26 August 2016
Are you sick of hearing about the skills gap?
I certainly am! If we all took steps to do something about it, we wouldn’t have to keep discussing it so much. At UKFast we’re taking the steps to do all we can to equip young people with the skills they need to thrive in the digital age.
One of these is our Code Club and I was extremely proud to hear that it has been recognised as an official Star Club by the Code Club organisation – particularly because the in-house clubs are now run by our own apprentices, who have created such a fun and forward-thinking program.
Usually these clubs let kids get hands-on with various coding languages and play with Python, Scratch and Raspberry Pi microcomputers. Our last Code Club of the summer took place this week and it was our first opportunity to start teaching with the Micro:bit.
The Micro:bit is an extraordinary British innovation, developed by the BBC, that is being given to every year seven student in the country.
They are small devices, smaller than a credit card, but incredibly powerful and the perfect tool for learning. In just one Code Club we’ve already witnessed how they’re able to inspire the next generation in tech.
In our clubs, kids don’t just learn about coding – they learn how to bring it to the real world. How can they use code to control their toys? Or to communicate with each other? Or to make a game? And we work with many different devices: Micro:bit, Python and Raspberry Pis.
What is so nice is that these devices are designed to complement rather than compete with each other. The Micro:bit connects with the web and is compatible with tablets and smartphones, which makes it particularly fun to use for young programmers who like gaming.
There are limitless opportunities to grow and develop, and whilst they’re having a great time, they’re also learning an incredibly valuable skillset for the future.
Kids these days are hungry to learn and it’s great to see how enthusiastic their parents are about Code Club too. Parents are quite rightly worried about how much time their kids spend sitting behind a computer, playing games and pressing buttons. I have strict screen limiting rules in place at home for my own kids!
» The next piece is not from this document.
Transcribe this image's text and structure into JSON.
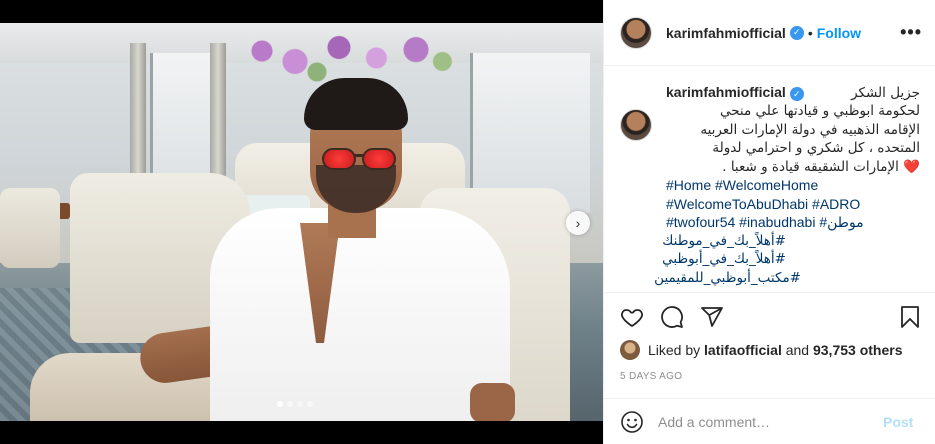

But it’s fantastic to see that many parents are now realizing the potential of technology and enabling this screen time for kids to innovate and create rather than absent-mindedly clicking buttons.
Electronic devices are encouraging young people to think, play and create. Kids don’t simply enjoy using technology and playing games – they want to understand and be part of the creative process.
Of course, too much screen time is still an issue for some, but sharing screen time is a very good way of actually tackling the problem. Teaching kids that screens can be tools as well as outlets is important. When kids get together once or twice a month to join us in our Code Clubs, we’re already getting to see them develop and come up with new ideas. They’re developing so quickly that some of the Code Club kids will be running their own teams at the next session!